Eine gemeinsame, zukunftsorientierte Plattform für den digitalen Zwilling ist demnach das Kernelement einer Digitalisierungsstrategie. Informationen können zusammengeführt und in Relation gestellt werden, Prozesse können nahtlos gestaltet, kontrolliert und überwacht werden und die gewonnenen Einblicke in Verbesserungspotenziale lassen sich schnell und gezielt umsetzen. Der digitale Zwilling arbeitet dabei wie ein digitaler roter Faden, der sich durch alle Bereiche im Unternehmen zieht.

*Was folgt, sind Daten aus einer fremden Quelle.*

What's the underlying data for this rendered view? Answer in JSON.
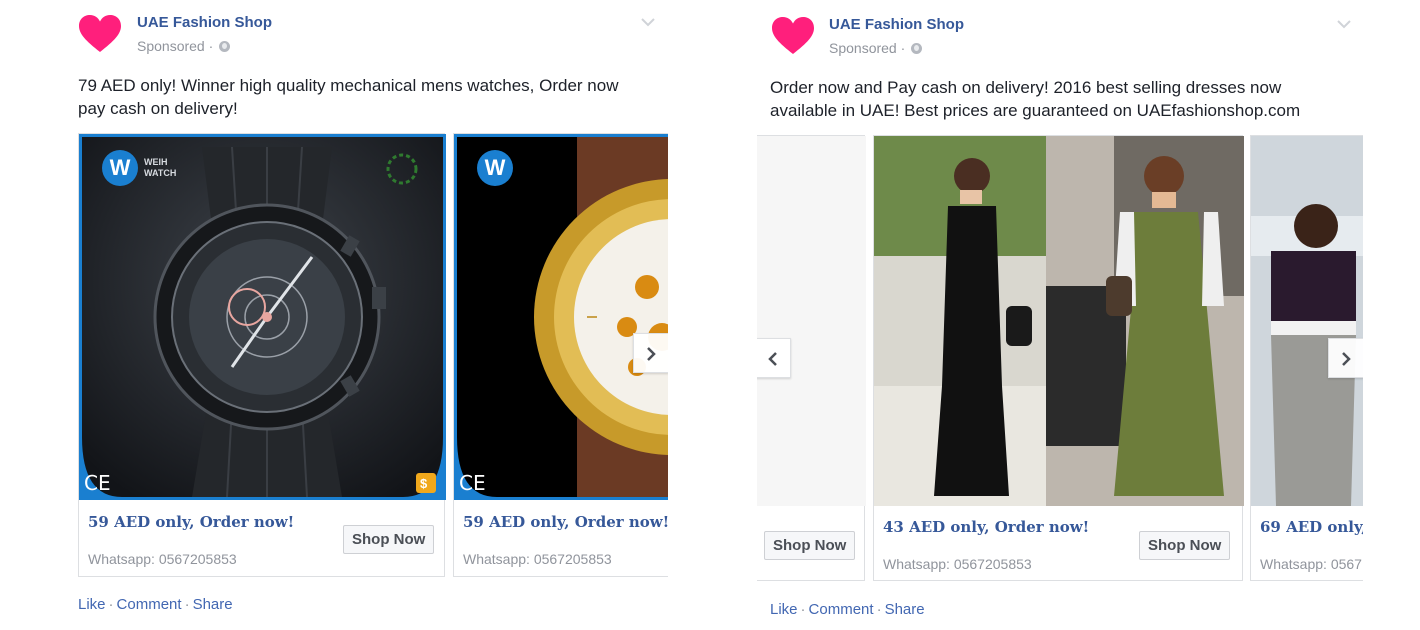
{
  "posts": [
    {
      "page_name": "UAE Fashion Shop",
      "sponsored": "Sponsored",
      "message_line1": "79 AED only! Winner high quality mechanical mens watches, Order now",
      "message_line2": "pay cash on delivery!",
      "cards": [
        {
          "headline": "59 AED only, Order now!",
          "subtext": "Whatsapp: 0567205853",
          "button": "Shop Now",
          "brand_logo": "W",
          "brand_text": "WEIH WATCH"
        },
        {
          "headline": "59 AED only, Order now!",
          "subtext": "Whatsapp: 0567205853",
          "brand_logo": "W"
        }
      ],
      "actions": {
        "like": "Like",
        "comment": "Comment",
        "share": "Share"
      }
    },
    {
      "page_name": "UAE Fashion Shop",
      "sponsored": "Sponsored",
      "message_line1": "Order now and Pay cash on delivery! 2016 best selling dresses now",
      "message_line2": "available in UAE! Best prices are guaranteed on UAEfashionshop.com",
      "cards": [
        {
          "button": "Shop Now"
        },
        {
          "headline": "43 AED only, Order now!",
          "subtext": "Whatsapp: 0567205853",
          "button": "Shop Now"
        },
        {
          "headline": "69 AED only,",
          "subtext": "Whatsapp: 0567"
        }
      ],
      "actions": {
        "like": "Like",
        "comment": "Comment",
        "share": "Share"
      }
    }
  ],
  "icons": {
    "avatar": "heart-icon",
    "options": "chevron-down-icon",
    "privacy": "globe-icon",
    "next": "chevron-right-icon",
    "prev": "chevron-left-icon",
    "certification": "ce-mark-icon",
    "badge": "shopping-bag-icon"
  },
  "colors": {
    "link": "#365899",
    "heart": "#ff1f7c",
    "card_border_selected": "#1a7fd0",
    "meta_text": "#90949c"
  }
}
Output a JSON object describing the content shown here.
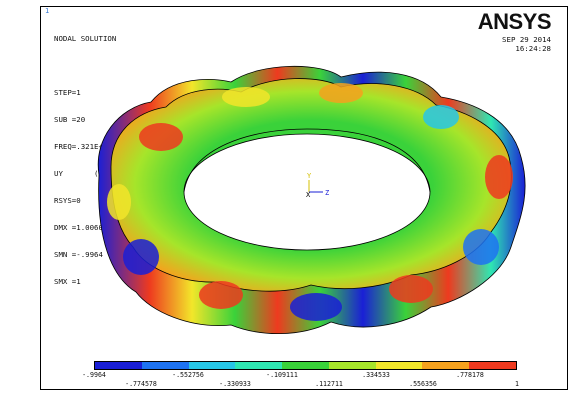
{
  "window_number": "1",
  "info_lines": [
    "NODAL SOLUTION",
    "",
    "STEP=1",
    "SUB =20",
    "FREQ=.321E+08",
    "UY       (AVG)",
    "RSYS=0",
    "DMX =1.00603",
    "SMN =-.9964",
    "SMX =1"
  ],
  "logo": "ANSYS",
  "date": "SEP 29 2014",
  "time": "16:24:28",
  "triad": {
    "y": "Y",
    "x": "X",
    "z": "Z"
  },
  "colorbar": {
    "colors": [
      "#1a1fd6",
      "#1e73f2",
      "#27c6e6",
      "#2fe7b2",
      "#3ad23a",
      "#a6e52a",
      "#f2e62a",
      "#f5a21e",
      "#ee3a1f"
    ],
    "labels_top": [
      "-.9964",
      "-.552756",
      "-.109111",
      ".334533",
      ".778178"
    ],
    "labels_bottom": [
      "-.774578",
      "-.330933",
      ".112711",
      ".556356",
      "1"
    ]
  }
}
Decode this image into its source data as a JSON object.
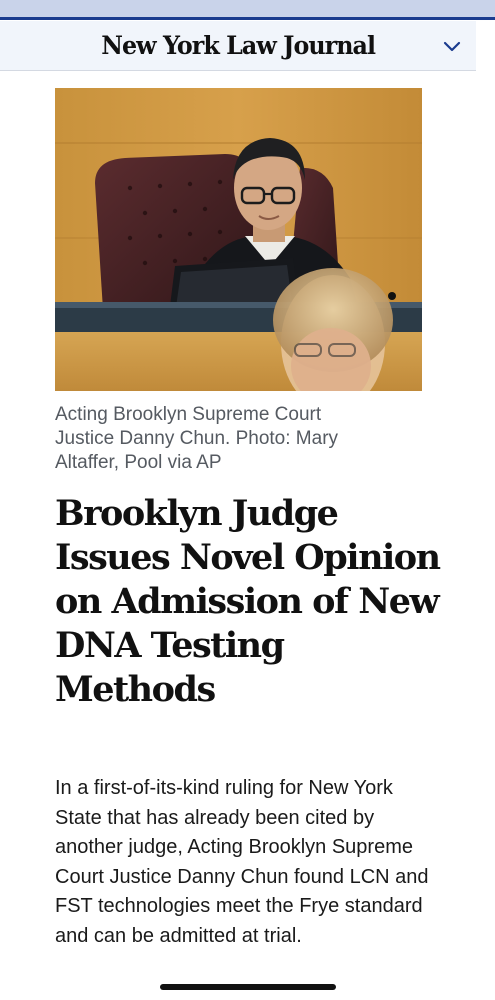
{
  "header": {
    "logo_text": "New York Law Journal",
    "menu_icon": "chevron-down-icon",
    "accent_color": "#1b3c8f"
  },
  "article": {
    "image_alt": "Acting Brooklyn Supreme Court Justice Danny Chun seated at the bench",
    "caption": "Acting Brooklyn Supreme Court Justice Danny Chun. Photo: Mary Altaffer, Pool via AP",
    "headline": "Brooklyn Judge Issues Novel Opinion on Admission of New DNA Testing Methods",
    "summary": "In a first-of-its-kind ruling for New York State that has already been cited by another judge, Acting Brooklyn Supreme Court Justice Danny Chun found LCN and FST technologies meet the Frye standard and can be admitted at trial."
  }
}
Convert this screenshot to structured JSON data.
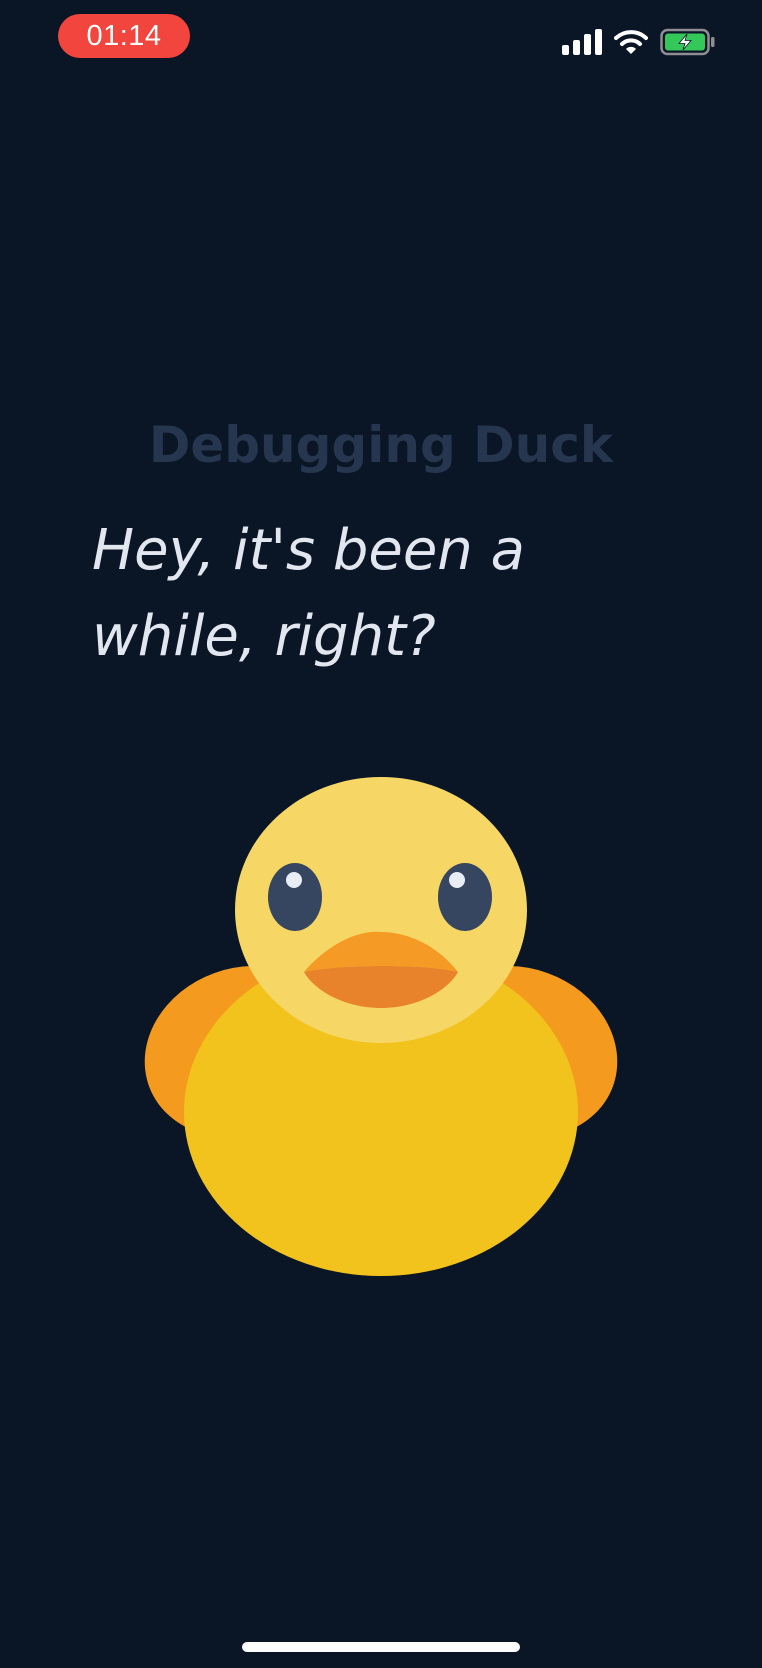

Durch den Wegfall unnötiger Korrekturschleifen und die Vermeidung von unproduktiven Aufwänden sowie durch die gezielte Parallelisierung von Abläufen lässt sich die Geschwindigkeit von Produktmarkteinführungen deutlich verbessern. Der digitale Zwilling ist dabei das notwendige Instrument, mit dem sich das Optimierungspotenzial sowohl für Effizienz als auch Flexibilität realisieren lässt. Aber nicht nur in Bezug auf diese Kenngrössen bietet diese Methodik Vorteile, ebenfalls lässt sich durch den Vergleich von Ist-Werten mit den im Zwilling hinterlegten Soll-Werten eine herausragende Produktqualität gewährleisten. Zudem sind Nachweispflichten leichter als heute zu realisieren und der Erfahrungsschatz eines Unternehmens lässt sich besser bei der Einführung neuer Produkte abrufen.
Um den Bestand eines Unternehmens im Markt zu sichern, ist daher eine umfassende Digitalisierungsstrategie keine Option, sondern ein probates und notwendiges Mittel, um sich im immer stärker verändernden Umfeld behaupten zu können.
Frank Brandau, Global Director, Consumer Products & Retail, Siemens Industry Software, Zürich.